View Full Version : About Exposure Compensation :S
Moni
23rd of February 2004 (Mon), 14:20
As I am new...to this media...I don't know much...besides...I've just bought a new Digital Canon PowerShot S400 only for personal use...but suddenly I was attracked by an exibition of photography...and want to learn it...after learning it...when I'll be expert I'll buy good one to shot good shots :)
Now can you give me some knowledge on Exposures???
When I'll go -ve and when +ve? And how it's related to light? When to use Shutter Speeds and when not?
stopbath
23rd of February 2004 (Mon), 14:53
Reflected light meters only guage light as if all light was reflected off a medium grey object. Thus a photo of a white wall, black wall, and grey wall would all be the same resulting image (ignoring detail and such and assumin enough light was present to garner an image.)
Use the + ev to turn lighter shades lighter and - ev to turn darker shades darker. You need not exceed -2 or +2 usually. (1 ev change = 1 full stop change in shutter speed or aperture.)
Now, you need a few books on photography, lots of practice to learn from, and enjoy photography.
Moni
23rd of February 2004 (Mon), 15:23
Thanks for your suggesion and reply :)
Hmm...I'm reading a book by Niall Benvie...it seems good :)
Here I've found something about selecting midtones...but I've got the idea clear :?
Can you explain a bit? :)
stopbath
23rd of February 2004 (Mon), 15:56
Basically the photograph resolves into about 10 zones of brightness. From pure black to pure white. Generally all 'texture' in a photograph will resolve to levels 3 to 7. (2 ev below mid tone, and 2 ev above mid tone. Mid tone being level 5)
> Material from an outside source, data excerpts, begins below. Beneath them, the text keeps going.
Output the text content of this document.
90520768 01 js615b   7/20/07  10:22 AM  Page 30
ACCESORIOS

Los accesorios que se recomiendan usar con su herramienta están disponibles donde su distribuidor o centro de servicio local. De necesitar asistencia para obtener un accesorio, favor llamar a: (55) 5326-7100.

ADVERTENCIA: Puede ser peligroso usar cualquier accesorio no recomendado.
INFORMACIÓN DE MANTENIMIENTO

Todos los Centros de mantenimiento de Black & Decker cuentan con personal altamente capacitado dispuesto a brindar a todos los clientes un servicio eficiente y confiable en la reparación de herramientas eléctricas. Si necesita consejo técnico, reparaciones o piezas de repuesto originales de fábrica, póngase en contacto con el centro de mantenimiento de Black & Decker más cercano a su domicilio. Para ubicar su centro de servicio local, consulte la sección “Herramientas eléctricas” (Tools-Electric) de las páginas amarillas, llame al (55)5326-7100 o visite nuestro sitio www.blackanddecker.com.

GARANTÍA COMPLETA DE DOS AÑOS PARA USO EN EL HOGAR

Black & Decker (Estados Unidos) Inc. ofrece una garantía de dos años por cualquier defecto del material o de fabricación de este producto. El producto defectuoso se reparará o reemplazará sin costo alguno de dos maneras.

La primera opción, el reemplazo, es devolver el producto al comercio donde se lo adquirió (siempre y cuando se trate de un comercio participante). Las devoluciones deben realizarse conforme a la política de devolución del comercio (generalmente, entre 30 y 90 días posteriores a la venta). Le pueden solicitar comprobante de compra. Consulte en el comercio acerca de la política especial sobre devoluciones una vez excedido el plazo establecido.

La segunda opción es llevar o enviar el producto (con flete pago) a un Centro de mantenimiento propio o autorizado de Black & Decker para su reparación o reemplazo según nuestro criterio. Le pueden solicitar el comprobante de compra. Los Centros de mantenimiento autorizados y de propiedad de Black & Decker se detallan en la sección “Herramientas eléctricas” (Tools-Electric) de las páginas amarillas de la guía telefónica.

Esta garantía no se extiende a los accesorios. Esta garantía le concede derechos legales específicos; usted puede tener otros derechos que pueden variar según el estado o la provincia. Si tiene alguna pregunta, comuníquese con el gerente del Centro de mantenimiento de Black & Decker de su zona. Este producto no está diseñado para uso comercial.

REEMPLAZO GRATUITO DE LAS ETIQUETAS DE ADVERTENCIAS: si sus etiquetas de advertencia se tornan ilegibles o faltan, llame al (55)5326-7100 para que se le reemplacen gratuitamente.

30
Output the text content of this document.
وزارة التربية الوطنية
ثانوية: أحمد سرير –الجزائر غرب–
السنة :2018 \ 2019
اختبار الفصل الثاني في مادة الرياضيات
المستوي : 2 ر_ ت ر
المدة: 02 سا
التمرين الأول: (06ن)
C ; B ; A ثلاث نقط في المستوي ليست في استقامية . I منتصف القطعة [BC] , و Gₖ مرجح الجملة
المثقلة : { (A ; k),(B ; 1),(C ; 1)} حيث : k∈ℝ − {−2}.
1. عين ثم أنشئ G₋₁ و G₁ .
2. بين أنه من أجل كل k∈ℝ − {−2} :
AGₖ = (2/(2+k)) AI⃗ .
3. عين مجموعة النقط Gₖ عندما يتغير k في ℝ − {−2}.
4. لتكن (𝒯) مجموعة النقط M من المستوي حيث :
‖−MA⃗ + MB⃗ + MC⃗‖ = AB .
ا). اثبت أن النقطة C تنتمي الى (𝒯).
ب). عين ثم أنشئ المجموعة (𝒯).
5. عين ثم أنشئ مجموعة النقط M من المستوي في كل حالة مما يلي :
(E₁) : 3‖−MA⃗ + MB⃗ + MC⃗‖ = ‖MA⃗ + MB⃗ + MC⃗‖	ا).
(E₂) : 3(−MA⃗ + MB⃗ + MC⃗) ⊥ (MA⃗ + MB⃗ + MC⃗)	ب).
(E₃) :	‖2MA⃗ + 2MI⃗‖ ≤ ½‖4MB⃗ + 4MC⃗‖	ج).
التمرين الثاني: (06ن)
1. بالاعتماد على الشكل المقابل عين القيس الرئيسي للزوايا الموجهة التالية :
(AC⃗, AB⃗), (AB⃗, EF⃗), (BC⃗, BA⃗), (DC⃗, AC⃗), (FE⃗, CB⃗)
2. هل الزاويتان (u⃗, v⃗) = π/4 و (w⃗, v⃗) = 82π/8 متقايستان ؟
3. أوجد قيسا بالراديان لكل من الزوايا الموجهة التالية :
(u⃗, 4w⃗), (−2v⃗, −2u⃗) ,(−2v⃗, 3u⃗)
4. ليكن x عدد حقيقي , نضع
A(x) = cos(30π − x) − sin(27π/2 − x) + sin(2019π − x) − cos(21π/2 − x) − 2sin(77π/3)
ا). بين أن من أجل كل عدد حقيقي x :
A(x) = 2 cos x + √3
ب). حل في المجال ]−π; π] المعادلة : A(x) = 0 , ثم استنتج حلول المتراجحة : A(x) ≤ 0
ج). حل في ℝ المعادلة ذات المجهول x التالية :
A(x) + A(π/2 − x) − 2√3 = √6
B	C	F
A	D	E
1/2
Your spot meter may say "What ever you're pointing to, use F 5.6 and 1/100 to make it a good mid tone." If you use those readings, you will get mid tone. A mid-toned white rose, a mid-toned red balloon, a mid-toned black stone... You'll need to add or minus exposure to get them how you want...
If you have a grey card, that is mid tone. Bang on zone 5 (well, production run may deviate a smidge, but generally, right on.) If you meter off a grey card you'll get a decent reading withouth any +- EV calculations... So you'll have a white rose instead of mid-tone...
The "average scene" renders about midtone as it's a big mix of high, mid and low tones...
What is the 'correct exposure'? Whatever you want to use! If you want a white rose to be black (due to silouette effect) fine! (-3 or -4) If you want it grey to add sombre feeling, sure (as is). If you want it white with detail, fine (+ 1 or maybe 2) and if you want it a big ball of white with no hint of what it truly is, then fine again (+3 or 4). Thats the art part!
Hope I didn't confuse you too much :)
Hmmm... Also, the actual meter reading value may change with the meter choice!
If you choose evaluated meter, the camera disects the entire scene and tries to do a best comparison to it's database of shots. This gives you a good and easy way to meter quickly for even some complex images. It's not fool proof though.
If you choose center weighted metering, the camera gives more value to the middle portion of the portrait. A back lit portrait will be affected a little by the back lighting.
If you choose spot meter, the camera will ONLY read the boxed or circled area. Even a brightly back lit subject won't get fooled. It's more work, but the results are more accurate.